Dijiste: “Me da pena, sabes”, y volcada de espaldas me miraste con ojos y senos, con labios que trazaban una flor de lentos pétalos. Tuve que doblar los brazos, murmurar mi último deseo con el correr de las manos por las más dulces colinas, sintiendo como a poco cedías y te echabas de lado hasta rendir el sedoso muro de tu espalda donde un menudo omóplato tenía algo de ala de ángel mancillado. Te daba pena, y de esa pena iba a nacer el perfume que ahora me  devuelve tu vergüenza antes de que otro acorde, el último, nos alcanzara en una misma estremecida réplica. Sé que cerré los ojos, que lamí la sal de tu piel, que descendí volcándote hasta sentir tus riñones como el estrechamiento de la jarra donde se apoyan las manos con el ritmo de la ofrenda; en algún momento llegué a perderme en el paisaje hurtado y prieto que desde allá, desde tu país de arriba y lejos, murmuraba tu pena una última defensa abandonada.

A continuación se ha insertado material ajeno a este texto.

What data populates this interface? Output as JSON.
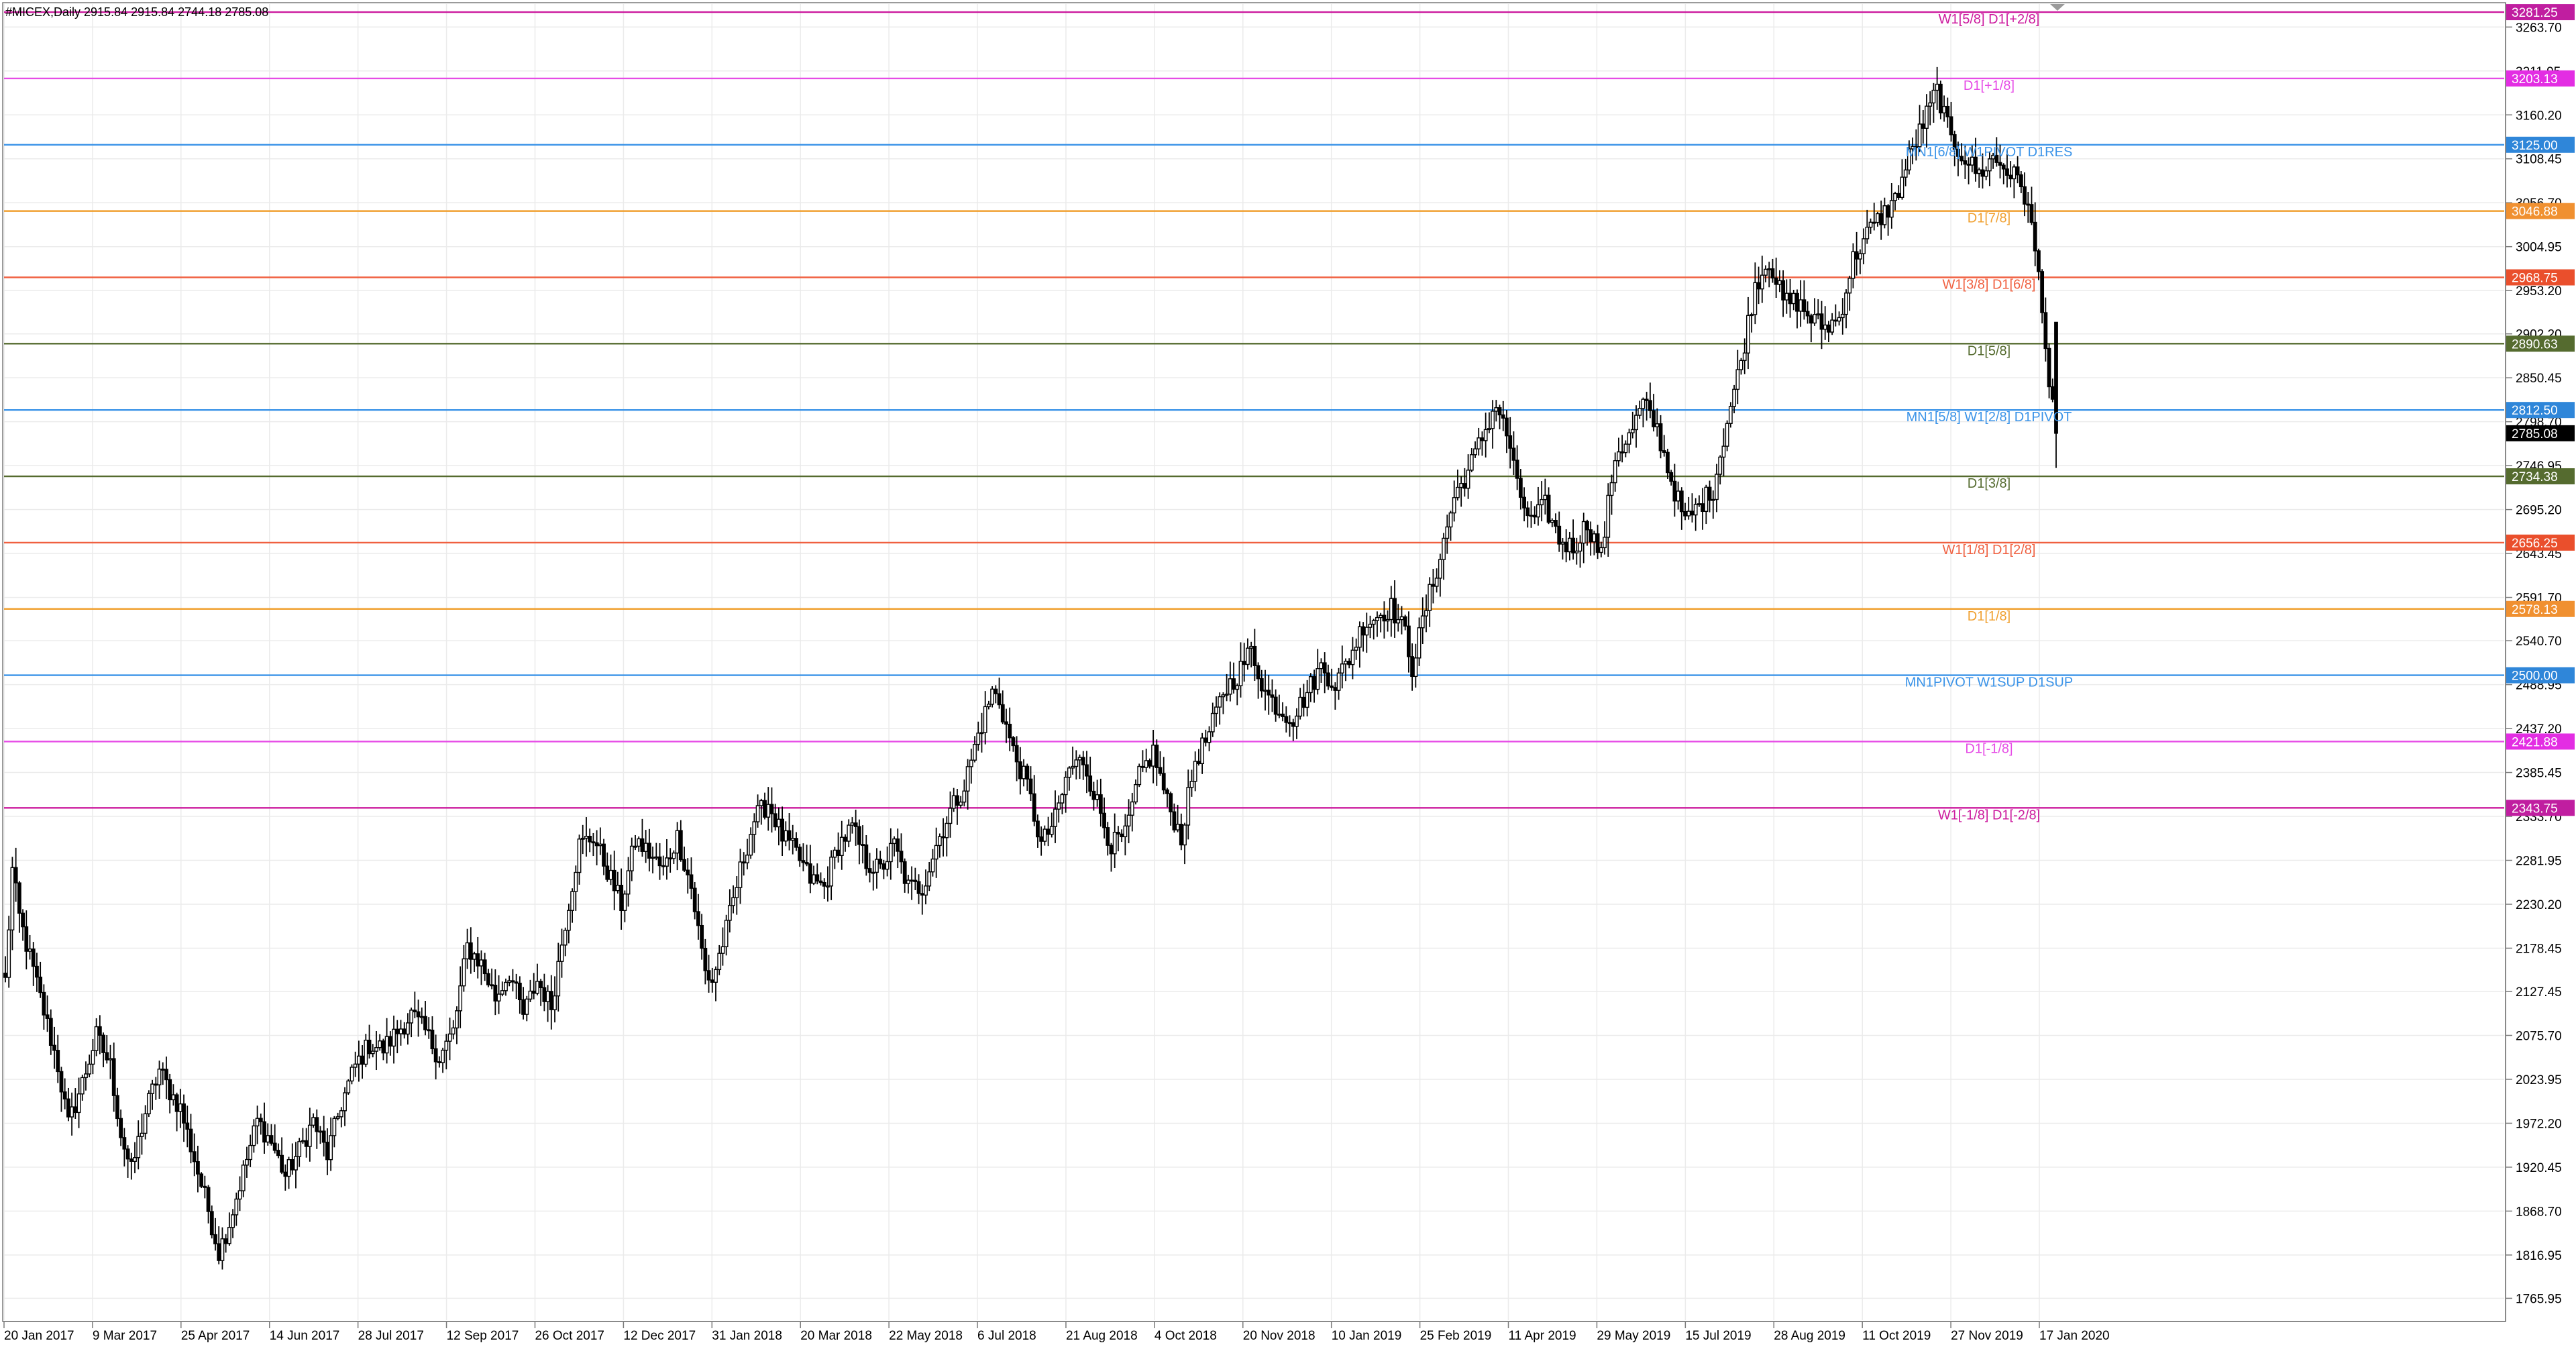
{
  "header": {
    "title": "#MICEX,Daily  2915.84 2915.84 2744.18 2785.08"
  },
  "chart_data": {
    "type": "candlestick",
    "symbol": "#MICEX",
    "timeframe": "Daily",
    "ohlc_current": {
      "open": 2915.84,
      "high": 2915.84,
      "low": 2744.18,
      "close": 2785.08
    },
    "ylim": [
      1740.2,
      3290.8
    ],
    "grid": true,
    "y_ticks": [
      "3263.70",
      "3211.95",
      "3160.20",
      "3108.45",
      "3056.70",
      "3004.95",
      "2953.20",
      "2902.20",
      "2850.45",
      "2798.70",
      "2746.95",
      "2695.20",
      "2643.45",
      "2591.70",
      "2540.70",
      "2488.95",
      "2437.20",
      "2385.45",
      "2333.70",
      "2281.95",
      "2230.20",
      "2178.45",
      "2127.45",
      "2075.70",
      "2023.95",
      "1972.20",
      "1920.45",
      "1868.70",
      "1816.95",
      "1765.95"
    ],
    "x_labels": [
      "20 Jan 2017",
      "9 Mar 2017",
      "25 Apr 2017",
      "14 Jun 2017",
      "28 Jul 2017",
      "12 Sep 2017",
      "26 Oct 2017",
      "12 Dec 2017",
      "31 Jan 2018",
      "20 Mar 2018",
      "22 May 2018",
      "6 Jul 2018",
      "21 Aug 2018",
      "4 Oct 2018",
      "20 Nov 2018",
      "10 Jan 2019",
      "25 Feb 2019",
      "11 Apr 2019",
      "29 May 2019",
      "15 Jul 2019",
      "28 Aug 2019",
      "11 Oct 2019",
      "27 Nov 2019",
      "17 Jan 2020"
    ],
    "price_keypoints": [
      [
        0,
        2140
      ],
      [
        2,
        2270
      ],
      [
        4,
        2215
      ],
      [
        10,
        2120
      ],
      [
        15,
        2040
      ],
      [
        18,
        1970
      ],
      [
        22,
        2020
      ],
      [
        26,
        2075
      ],
      [
        30,
        2040
      ],
      [
        33,
        1960
      ],
      [
        36,
        1915
      ],
      [
        40,
        1985
      ],
      [
        44,
        2035
      ],
      [
        47,
        2010
      ],
      [
        50,
        1990
      ],
      [
        54,
        1930
      ],
      [
        58,
        1870
      ],
      [
        61,
        1820
      ],
      [
        64,
        1855
      ],
      [
        68,
        1915
      ],
      [
        72,
        1975
      ],
      [
        76,
        1950
      ],
      [
        80,
        1910
      ],
      [
        84,
        1940
      ],
      [
        88,
        1975
      ],
      [
        92,
        1935
      ],
      [
        96,
        1995
      ],
      [
        100,
        2040
      ],
      [
        104,
        2065
      ],
      [
        108,
        2060
      ],
      [
        112,
        2080
      ],
      [
        116,
        2100
      ],
      [
        120,
        2080
      ],
      [
        124,
        2050
      ],
      [
        128,
        2080
      ],
      [
        132,
        2180
      ],
      [
        136,
        2160
      ],
      [
        140,
        2120
      ],
      [
        144,
        2150
      ],
      [
        148,
        2100
      ],
      [
        152,
        2140
      ],
      [
        156,
        2110
      ],
      [
        160,
        2210
      ],
      [
        164,
        2300
      ],
      [
        168,
        2310
      ],
      [
        172,
        2270
      ],
      [
        176,
        2230
      ],
      [
        180,
        2305
      ],
      [
        184,
        2290
      ],
      [
        188,
        2270
      ],
      [
        192,
        2310
      ],
      [
        196,
        2250
      ],
      [
        200,
        2150
      ],
      [
        202,
        2140
      ],
      [
        206,
        2200
      ],
      [
        210,
        2270
      ],
      [
        214,
        2330
      ],
      [
        218,
        2350
      ],
      [
        222,
        2310
      ],
      [
        226,
        2290
      ],
      [
        230,
        2260
      ],
      [
        234,
        2250
      ],
      [
        238,
        2300
      ],
      [
        242,
        2320
      ],
      [
        246,
        2280
      ],
      [
        250,
        2270
      ],
      [
        254,
        2300
      ],
      [
        258,
        2250
      ],
      [
        262,
        2250
      ],
      [
        266,
        2300
      ],
      [
        270,
        2340
      ],
      [
        274,
        2370
      ],
      [
        278,
        2430
      ],
      [
        282,
        2480
      ],
      [
        284,
        2470
      ],
      [
        288,
        2410
      ],
      [
        292,
        2370
      ],
      [
        296,
        2300
      ],
      [
        300,
        2330
      ],
      [
        304,
        2390
      ],
      [
        308,
        2400
      ],
      [
        312,
        2350
      ],
      [
        316,
        2300
      ],
      [
        320,
        2310
      ],
      [
        324,
        2380
      ],
      [
        328,
        2410
      ],
      [
        332,
        2350
      ],
      [
        336,
        2310
      ],
      [
        340,
        2400
      ],
      [
        344,
        2430
      ],
      [
        348,
        2480
      ],
      [
        352,
        2500
      ],
      [
        356,
        2530
      ],
      [
        360,
        2480
      ],
      [
        364,
        2460
      ],
      [
        368,
        2450
      ],
      [
        372,
        2480
      ],
      [
        376,
        2510
      ],
      [
        380,
        2490
      ],
      [
        384,
        2520
      ],
      [
        388,
        2560
      ],
      [
        392,
        2570
      ],
      [
        396,
        2580
      ],
      [
        400,
        2550
      ],
      [
        402,
        2510
      ],
      [
        406,
        2580
      ],
      [
        410,
        2640
      ],
      [
        414,
        2710
      ],
      [
        418,
        2740
      ],
      [
        422,
        2780
      ],
      [
        426,
        2820
      ],
      [
        430,
        2770
      ],
      [
        432,
        2720
      ],
      [
        436,
        2680
      ],
      [
        440,
        2700
      ],
      [
        444,
        2660
      ],
      [
        448,
        2650
      ],
      [
        452,
        2680
      ],
      [
        456,
        2640
      ],
      [
        460,
        2760
      ],
      [
        464,
        2780
      ],
      [
        468,
        2820
      ],
      [
        472,
        2790
      ],
      [
        476,
        2730
      ],
      [
        480,
        2680
      ],
      [
        484,
        2700
      ],
      [
        488,
        2720
      ],
      [
        492,
        2800
      ],
      [
        496,
        2870
      ],
      [
        500,
        2960
      ],
      [
        504,
        2990
      ],
      [
        508,
        2940
      ],
      [
        512,
        2940
      ],
      [
        516,
        2920
      ],
      [
        520,
        2910
      ],
      [
        524,
        2920
      ],
      [
        528,
        2990
      ],
      [
        532,
        3020
      ],
      [
        536,
        3040
      ],
      [
        540,
        3060
      ],
      [
        544,
        3110
      ],
      [
        548,
        3150
      ],
      [
        552,
        3190
      ],
      [
        554,
        3160
      ],
      [
        556,
        3130
      ],
      [
        560,
        3110
      ],
      [
        564,
        3090
      ],
      [
        568,
        3110
      ],
      [
        572,
        3095
      ],
      [
        576,
        3080
      ],
      [
        578,
        3050
      ],
      [
        580,
        3000
      ],
      [
        582,
        2940
      ],
      [
        584,
        2840
      ],
      [
        586,
        2785
      ]
    ],
    "levels": [
      {
        "value": 3281.25,
        "value_label": "3281.25",
        "label": "W1[5/8] D1[+2/8]",
        "color": "#cc1a9e",
        "tag_color": "#c01ea0"
      },
      {
        "value": 3203.13,
        "value_label": "3203.13",
        "label": "D1[+1/8]",
        "color": "#e64ce6",
        "tag_color": "#e32de3"
      },
      {
        "value": 3125.0,
        "value_label": "3125.00",
        "label": "MN1[6/8] W1PIVOT D1RES",
        "color": "#3a93e8",
        "tag_color": "#2f86d9"
      },
      {
        "value": 3046.88,
        "value_label": "3046.88",
        "label": "D1[7/8]",
        "color": "#f0a030",
        "tag_color": "#f09030"
      },
      {
        "value": 2968.75,
        "value_label": "2968.75",
        "label": "W1[3/8] D1[6/8]",
        "color": "#f06040",
        "tag_color": "#ea4f2c"
      },
      {
        "value": 2890.63,
        "value_label": "2890.63",
        "label": "D1[5/8]",
        "color": "#556b2f",
        "tag_color": "#556b2f"
      },
      {
        "value": 2812.5,
        "value_label": "2812.50",
        "label": "MN1[5/8] W1[2/8] D1PIVOT",
        "color": "#3a93e8",
        "tag_color": "#2f86d9"
      },
      {
        "value": 2734.38,
        "value_label": "2734.38",
        "label": "D1[3/8]",
        "color": "#556b2f",
        "tag_color": "#556b2f"
      },
      {
        "value": 2656.25,
        "value_label": "2656.25",
        "label": "W1[1/8] D1[2/8]",
        "color": "#f06040",
        "tag_color": "#ea4f2c"
      },
      {
        "value": 2578.13,
        "value_label": "2578.13",
        "label": "D1[1/8]",
        "color": "#f0a030",
        "tag_color": "#f09030"
      },
      {
        "value": 2500.0,
        "value_label": "2500.00",
        "label": "MN1PIVOT W1SUP D1SUP",
        "color": "#3a93e8",
        "tag_color": "#2f86d9"
      },
      {
        "value": 2421.88,
        "value_label": "2421.88",
        "label": "D1[-1/8]",
        "color": "#e64ce6",
        "tag_color": "#e32de3"
      },
      {
        "value": 2343.75,
        "value_label": "2343.75",
        "label": "W1[-1/8] D1[-2/8]",
        "color": "#cc1a9e",
        "tag_color": "#c01ea0"
      }
    ],
    "current_price": {
      "value": 2785.08,
      "label": "2785.08"
    }
  }
}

Con el perfume de tu boca del tabaco rubio en los dedos asciende otra vez el balbuceo, el temblor de ese oscuro encuentro, se que mi boca buscó la oculta boca entumecida, el labio único ciñéndose a su miedo, el ardiente contorno rosa y bronce que te libraba a mis más extremo viaje. Y como ocurre siempre, no sentí en ese delirio lo que ahora me trae el recuerdo desde un vago aroma de tabaco, pero esa musgosa fragancia, esa canela de sombra hizo su camino secreto a partir del olvido necesario e instantáneo, indecible juego de la carne que oculta a la conciencia lo que mueve las más densas, implacables máquinas del fuego. No era sabor ni olor, tu más escondido país se daba como imagen y contacto, y sólo hoy unos dedos casualmente manchados de tabaco me devuelven el instante en el que me enderecé sobre ti para lentamente reclamar las llaves de pasaje, forzar el dulce trecho donde tu boca tejía las últimas defensas ahora que con la boca hundida en la almohada sollozabas una súplica de oscura aquiescencia, de derramado pelo. Más tarde comprendiste y no hubo pena, me cediste la ciudad de tu más profunda piel desde tanto horizonte diferente, después de fabulosas máquinas de sitio y parlamentos y batallas.

En esta vaga vainilla de tabaco que hoy me mancha los dedos se despierta la noche en que tuviste tu primera, tu última pena. Cierro los ojos y aspiro en el pasado ese perfume de tu carne más secreta, quisiera no abrirlos a este ahora donde leo y fumo y todavía creo estar viviendo.